If you use TensorFlow to deploy models as services, you must use the TFRequest and TFResponse classes to call the services. The following demo is for your reference:
import java.util.List;
import com.aliyun.openservices.eas.predict.http.PredictClient;
import com.aliyun.openservices.eas.predict.http.HttpConfig;
import com.aliyun.openservices.eas.predict.request.TFDataType;
import com.aliyun.openservices.eas.predict.request.TFRequest;
import com.aliyun.openservices.eas.predict.response.TFResponse;

public class Test_TF {
    public static TFRequest buildPredictRequest() {
        TFRequest request = new TFRequest();
        request.setSignatureName("predict_images");
        float[] content = new float[784];
        for (int i = 0; i < content.length; i++)
            content[i] = (float)0.0;
        request.addFeed("images", TFDataType.DT_FLOAT, new long[]{1, 784}, content);
        request.addFetch("scores");
        return request;
    }

    public static void main(String[] args) throws Exception{
        PredictClient client = new PredictClient(new HttpConfig());
        
        // To use a direct connection channel, call the setDirectEndpoint method. 
        // Example: client.setDirectEndpoint("pai-eas-vpc.cn-shanghai.aliyuncs.com");
        // You must enable the direct connection channel feature on the EAS-Model Serving page of the PAI console. This feature can provide a source vSwitch to access EAS. After the direct connection channel feature is enabled, you can call a service deployed in EAS by using the server load balancing algorithm without using a gateway. This way, better stability and performance can be achieved. 
        // Note: If you want to call a service by using a gateway, the endpoint that you use must start with your user ID. To obtain the endpoint, find the service that you want to call on the EAS-Model Serving page, and click Invoke Intro in the Service Method column. In the Invoke Intro dialog box, you can view the endpoint. If you want to call a service by using a direct connection channel, the endpoint that you use must be in the pai-eas-vpc.{Region ID}.aliyuncs.com format. 

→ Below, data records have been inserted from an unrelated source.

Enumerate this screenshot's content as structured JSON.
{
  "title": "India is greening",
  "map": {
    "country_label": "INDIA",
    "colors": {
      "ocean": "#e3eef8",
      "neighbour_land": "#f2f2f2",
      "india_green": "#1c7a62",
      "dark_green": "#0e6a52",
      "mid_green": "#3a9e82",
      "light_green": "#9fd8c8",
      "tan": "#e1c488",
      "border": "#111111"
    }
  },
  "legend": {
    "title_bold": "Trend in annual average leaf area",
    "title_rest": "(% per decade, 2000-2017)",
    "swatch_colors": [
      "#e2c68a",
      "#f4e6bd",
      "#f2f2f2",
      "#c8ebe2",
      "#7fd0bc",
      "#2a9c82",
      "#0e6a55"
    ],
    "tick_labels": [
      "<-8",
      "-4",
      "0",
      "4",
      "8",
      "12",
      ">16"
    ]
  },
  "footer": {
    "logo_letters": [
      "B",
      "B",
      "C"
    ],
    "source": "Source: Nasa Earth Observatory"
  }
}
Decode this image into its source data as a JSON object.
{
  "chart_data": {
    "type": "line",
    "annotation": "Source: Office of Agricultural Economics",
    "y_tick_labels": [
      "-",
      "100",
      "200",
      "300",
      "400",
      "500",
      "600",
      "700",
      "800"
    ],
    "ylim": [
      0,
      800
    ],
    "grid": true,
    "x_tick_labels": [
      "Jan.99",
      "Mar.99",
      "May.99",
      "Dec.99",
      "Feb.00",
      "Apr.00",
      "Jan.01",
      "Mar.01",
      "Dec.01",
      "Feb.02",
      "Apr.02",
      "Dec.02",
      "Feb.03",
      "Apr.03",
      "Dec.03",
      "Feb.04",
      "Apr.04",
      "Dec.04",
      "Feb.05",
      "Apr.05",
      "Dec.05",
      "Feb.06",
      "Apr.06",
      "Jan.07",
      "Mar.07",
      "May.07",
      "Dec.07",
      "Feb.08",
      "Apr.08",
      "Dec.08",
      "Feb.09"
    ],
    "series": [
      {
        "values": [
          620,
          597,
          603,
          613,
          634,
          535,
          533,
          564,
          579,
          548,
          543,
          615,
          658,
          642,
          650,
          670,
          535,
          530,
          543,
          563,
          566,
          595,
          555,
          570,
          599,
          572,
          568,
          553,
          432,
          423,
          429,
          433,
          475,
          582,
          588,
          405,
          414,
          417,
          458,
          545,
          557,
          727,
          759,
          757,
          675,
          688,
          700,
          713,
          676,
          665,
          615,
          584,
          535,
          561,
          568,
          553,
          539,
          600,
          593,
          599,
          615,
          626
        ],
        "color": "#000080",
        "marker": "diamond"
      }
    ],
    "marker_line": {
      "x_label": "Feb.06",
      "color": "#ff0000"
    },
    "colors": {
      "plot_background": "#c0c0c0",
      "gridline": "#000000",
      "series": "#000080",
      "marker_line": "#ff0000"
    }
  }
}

        client.setEndpoint("1828488879222746.vpc.cn-shanghai.pai-eas.aliyuncs.com");
        client.setModelName("mnist_saved_model_example");
        client.setToken("YTg2ZjE0ZjM4ZmE3OTc0NzYxZDMyNmYzMTJjZTQ1YmU0N2FjMTAy****");
        long startTime = System.currentTimeMillis();
        for (int i = 0; i < 1000; i++) {
            try {
                TFResponse response = client.predict(buildPredictRequest());
                List<Float> result = response.getFloatVals("scores");
                System.out.print("Predict Result: [");
                for (int j = 0; j < result.size(); j++) {
                    System.out.print(result.get(j).floatValue());
                    if (j != result.size() -1)
                        System.out.print(", ");
                }
                System.out.print("]\n");
            } catch(Exception e) {
                e.printStackTrace();
            }
        }
        long endTime = System.currentTimeMillis();
        System.out.println("Spend Time: " + (endTime - startTime) + "ms");       
    }
}
The preceding demo shows that you must perform the following steps to call a service whose model is a TensorFlow model by using EAS SDK for Java:
  1. Call the PredictClient method to create a client object. If multiple services are involved, create multiple client objects.
  2. Set the token, endpoint, and modelname parameters for the client object.
  3. Encapsulate the input by using the TFRequest class and the output by using the TFResponse class.